Brooke giggled, and then stopped abruptly, because she realised how the sound and feel of that voluptuous giggle was both familiar and unfamiliar, like something she’d thought she’d packed away forever along with her old schoolbooks and uniform. This had been happening more and more as the weeks went by and Grant’s presence became fainter. Brooke was discovering old habits, old clothes, old music and now, her old laugh. It was absurd to think she hadn’t laughed in ten years. She certainly had laughed because Grant was funny. So funny. He was proud of his wit. It was important to him that he be recognised as ‘the funny one’ in their relationship.
Ines said suddenly, ‘It’s really nice to see you.’
‘I know, I’ve been so busy with the clinic –’
Ines interrupted, ‘I meant it’s nice to see you without Grant.’
‘What do you mean? You liked Grant, didn’t you? Everyone liked Grant!’ Brooke looked at the bottle of champagne. ‘Wait, is this champagne celebratory?’
‘I didn’t dislike him,’ said Ines. ‘He’s one of those people you feel like you should like . . .’ She paused. ‘It just always felt like you were concentrating.’
‘Concentrating?’
‘Like you were very aware of him.’
‘Isn’t that just being a good partner? Being aware of the other person?’
‘Sure. But it seemed like it only went one way. I never felt like he was concentrating on you. It was like he was the CEO and you were his devoted assistant.’

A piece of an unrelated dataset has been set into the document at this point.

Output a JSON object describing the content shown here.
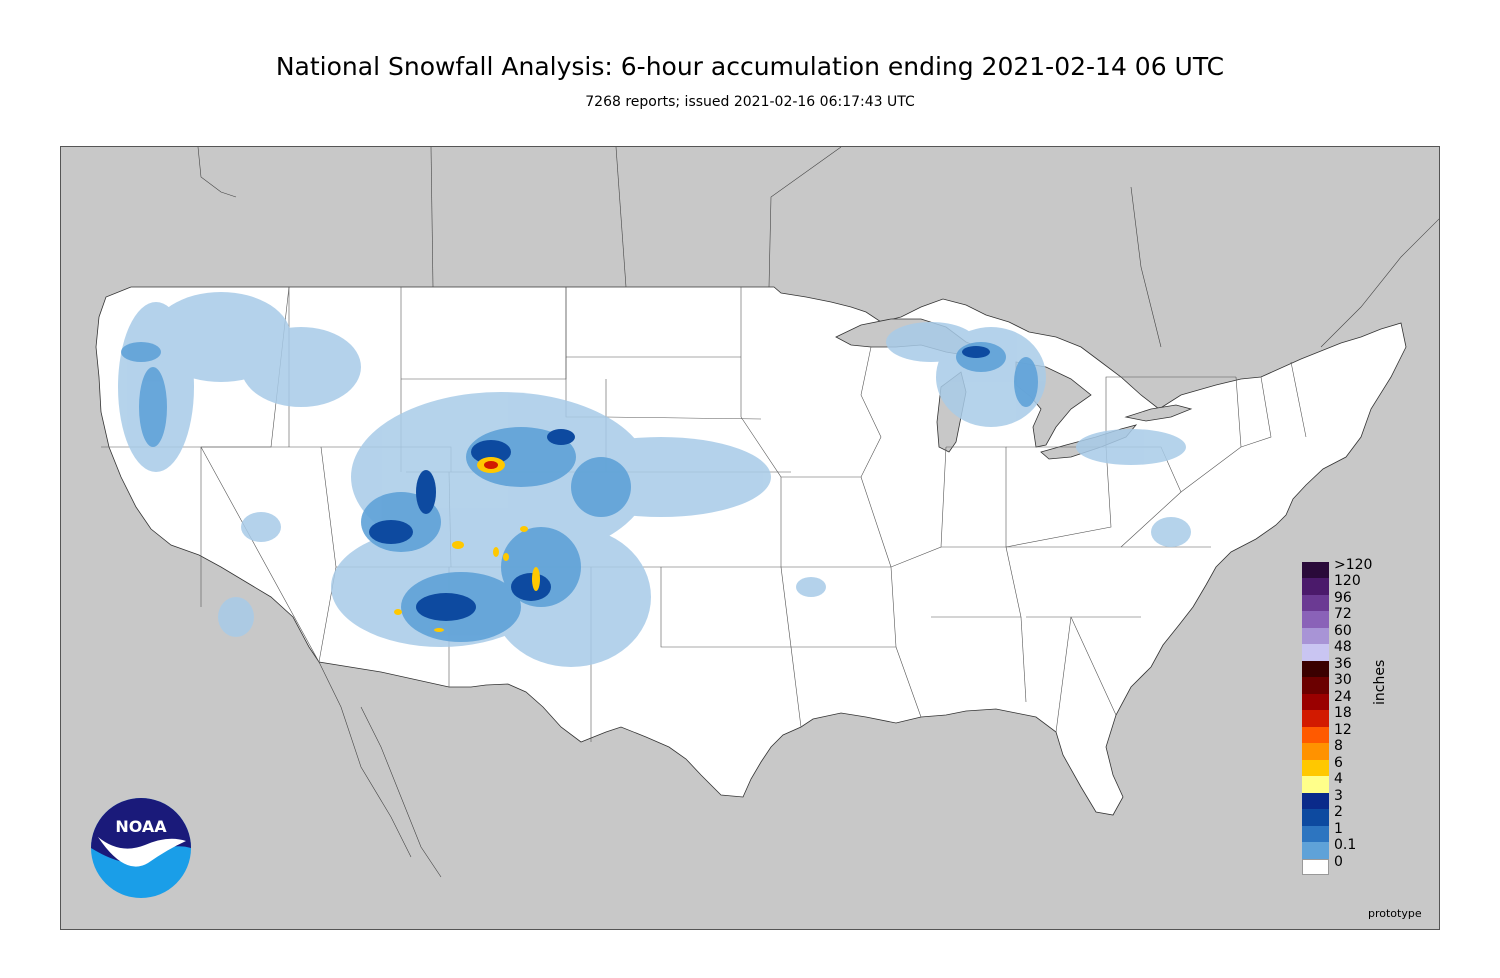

‘No,’ said Brooke. She was a strong, smart, educated woman who had no problem with flat tyres, spiders, light globes, overcharging mechanics or tough-talking real estate agents. She was deeply offended. ‘That’s not true. That is absolutely not true.’
‘I’m sure it’s not,’ said Ines steadily. ‘What would I know?’
They silently drank their champagne.
‘I’m sorry,’ said Ines. ‘That was a stupid thing to say. Look, I’ll show you what I bought.’ She heaved up the grocery bag onto the counter. ‘I got mood-boosting foods. Salmon. Bananas. I seem to remember you were always eating bananas at school.’
‘I did love bananas,’ said Brooke. ‘But then one doctor told me to cut them out in case they were triggering my migraines so I stopped eating them.’
She took the bunch of bright yellow bananas from Ines. ‘Sugar bananas,’ she said vaguely as a memory from childhood materialised, the image becoming slowly clearer, like a developing photo.
She was in her winter school uniform, dropping her schoolbag on the back veranda and running to rescue a tennis ball from the mouth of their extremely naughty black labrador. When she came back to retrieve her bag, a strange kid was on the back veranda, which was nothing new. There were always strange kids in their backyard, stealing their parents’ attention, except this one was rifling through Brooke’s bag, helping herself to a banana: an unbruised sugar banana Brooke had run out of time to eat at school, but one she still had every intention of eating, and there were flashing lights in Brooke’s eyes that she didn’t yet understand, but every time she told her mother about them, she was too busy to listen, too busy with other kids like this one, and how dare this stupid strange kid go through Brooke’s bag and steal her banana? Brooke felt enraged, violated, sick to the stomach.
She’d yelled, ‘Hey! You! Put it down! That’s my bag! That’s my banana!’
Brooke had never been a yeller. She was more of a sulker. It had been almost exciting to know she had the ability to yell as loudly as that, with righteous fury. The little girl looked up. Hair pulled back so tightly off her forehead her eyes were pulled into cat’s eyes. Elfin ears. Resentful face. She’d dropped the banana. Run away.
That’s why Brooke had recognised that little girl’s face in the article. She’d met Savannah as a child. It was no coincidence that she’d turned up at her family home: she’d been there before.